When was the last time you had a system failure that caused a major disaster? Most haven’t had to deal with a true disaster, and will often ask why we spend so much time and money planning for something that has never happened and probably will never happen. I’ve had people ask me why do I even worry about some of the scenarios I propose during my technical team meetings if the chances of those disasters are so remote and the cost of planning for those scenarios is so expensive. I usually answer that understanding what could happen is the first step toward understanding how much it could cost to prevent the issue. If you know that the chance of a hard drive failure is remote, you might not plan for the failure and so you save the money by not getting the level of support required for fast drive replacement, mounting hot spares, keeping cold spares on hand, etc. If you understand the chance of a hard drive failure is actually quite high, you might make different decisions.
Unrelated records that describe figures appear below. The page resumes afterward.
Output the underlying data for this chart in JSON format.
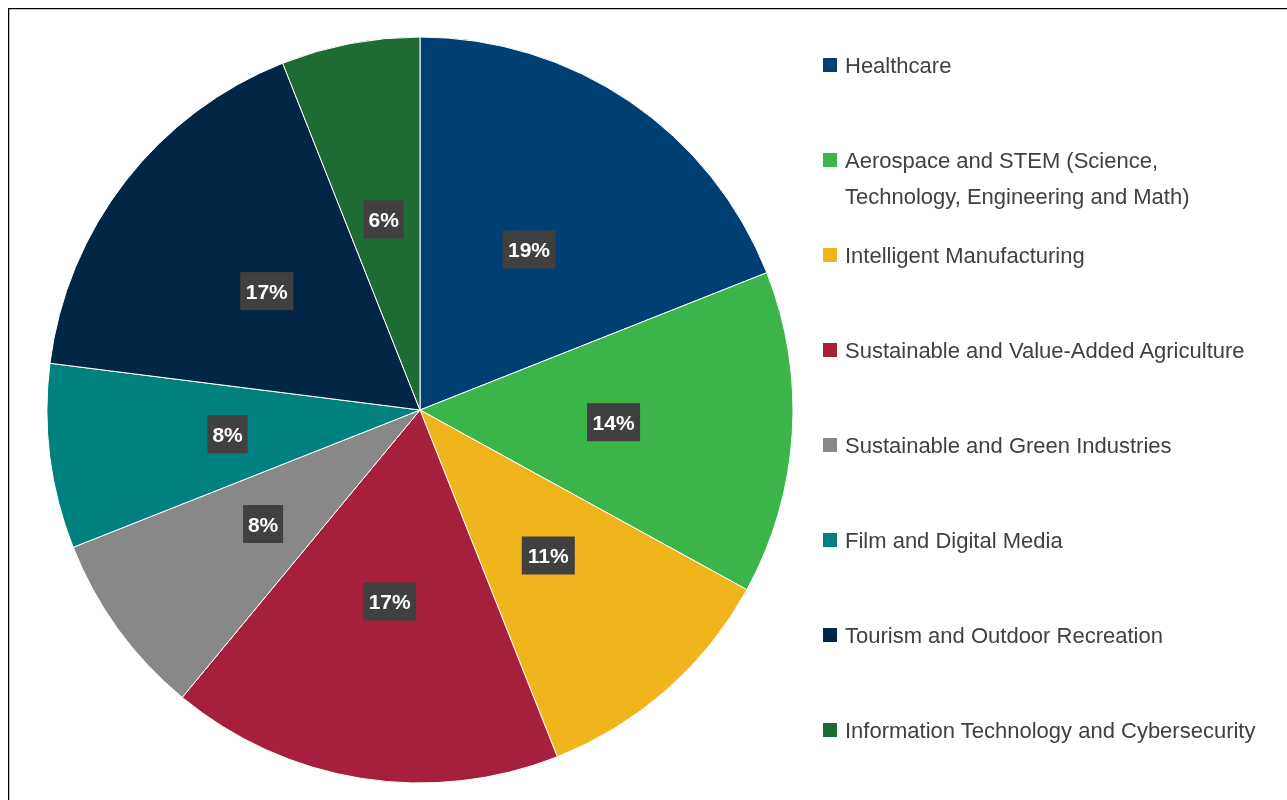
{
  "chart_data": {
    "type": "pie",
    "categories": [
      "Healthcare",
      "Aerospace and STEM (Science, Technology, Engineering and Math)",
      "Intelligent Manufacturing",
      "Sustainable and Value-Added Agriculture",
      "Sustainable and Green Industries",
      "Film and Digital Media",
      "Tourism and Outdoor Recreation",
      "Information Technology and Cybersecurity"
    ],
    "values": [
      19,
      14,
      11,
      17,
      8,
      8,
      17,
      6
    ],
    "value_labels": [
      "19%",
      "14%",
      "11%",
      "17%",
      "8%",
      "8%",
      "17%",
      "6%"
    ],
    "colors": [
      "#003f72",
      "#3bb54a",
      "#f0b41c",
      "#a6203d",
      "#888888",
      "#00807f",
      "#022645",
      "#1f6b35"
    ],
    "legend": "right"
  }
}
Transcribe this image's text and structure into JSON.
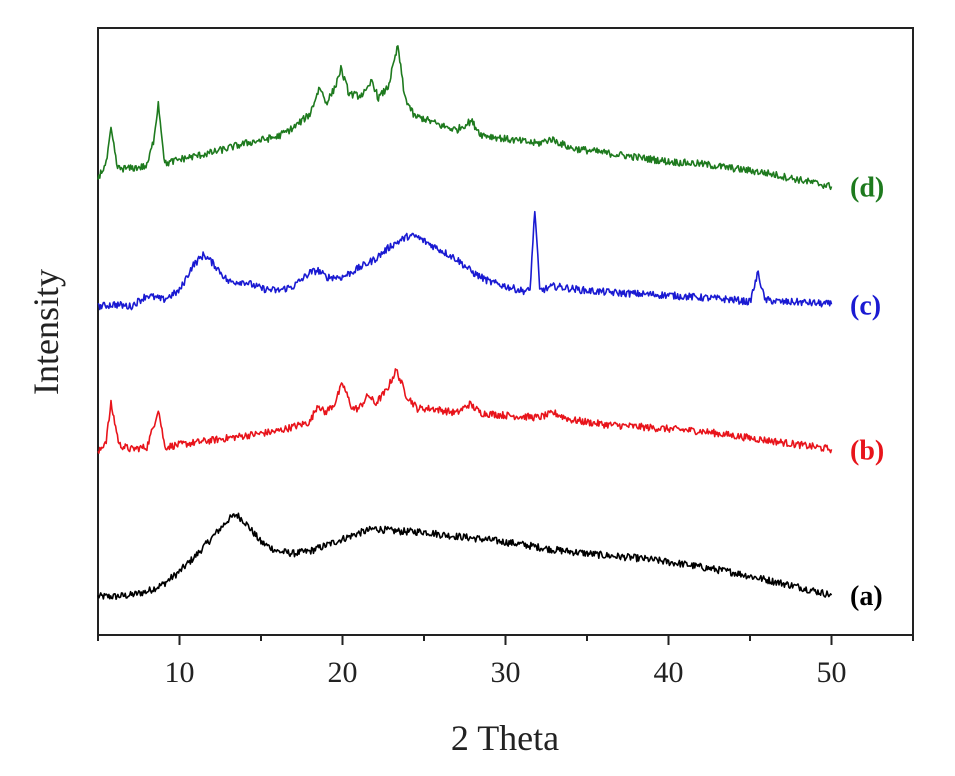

I’ll do what research I can to guide my team to understanding the different risk scenarios and allow the team to judge each risk and spend our money on the items of greatest risk.
This is actually incredibly easy. Some might say this is incredibly easy. All you have to do is get cynical, look for faults, and imagine what could possibly go wrong. You can either spend money preventing a disaster you might never actually see, or you might save a few dollars today and wish you had spent a lot more money in hindsight. Hindsight is cheap because anyone can look back and tell you what you could and should have done differently to better prepare for the disaster… after the disaster has already happened.
Plan for the very worst, and hope for the very best.
Redundancy Is Your Friend
If your environment diagrams look like a whole bunch of production systems or databases sitting on top of a carefully sculpted set of expensive single points of failure – you might be doing something incredibly wrong. Putting everything on an expensive SAN won’t mean you have a system that can’t fail.
So here is where you and your entire IT organization need to come together and plan the best shape of your environment – and you will end up taking known risks and making decisions based on risk and reward – but you will feel a lot better having that conversation and making informed decisions. You may not get to the level of fault tolerance that you want or is ideal for your paranoia, but at least you gave the risks and rewards and helped define the cost and benefit analysis up front. The point is, if you are the database administrator and you see a lot of room for failures you need to call those out and give suggested solutions, understand the business needs, discuss the pros and cons, and help architect the right solution for you and your workload.
The point is you need to understand the risk, configure your environment to minimize risk, and destroy all single points of failure.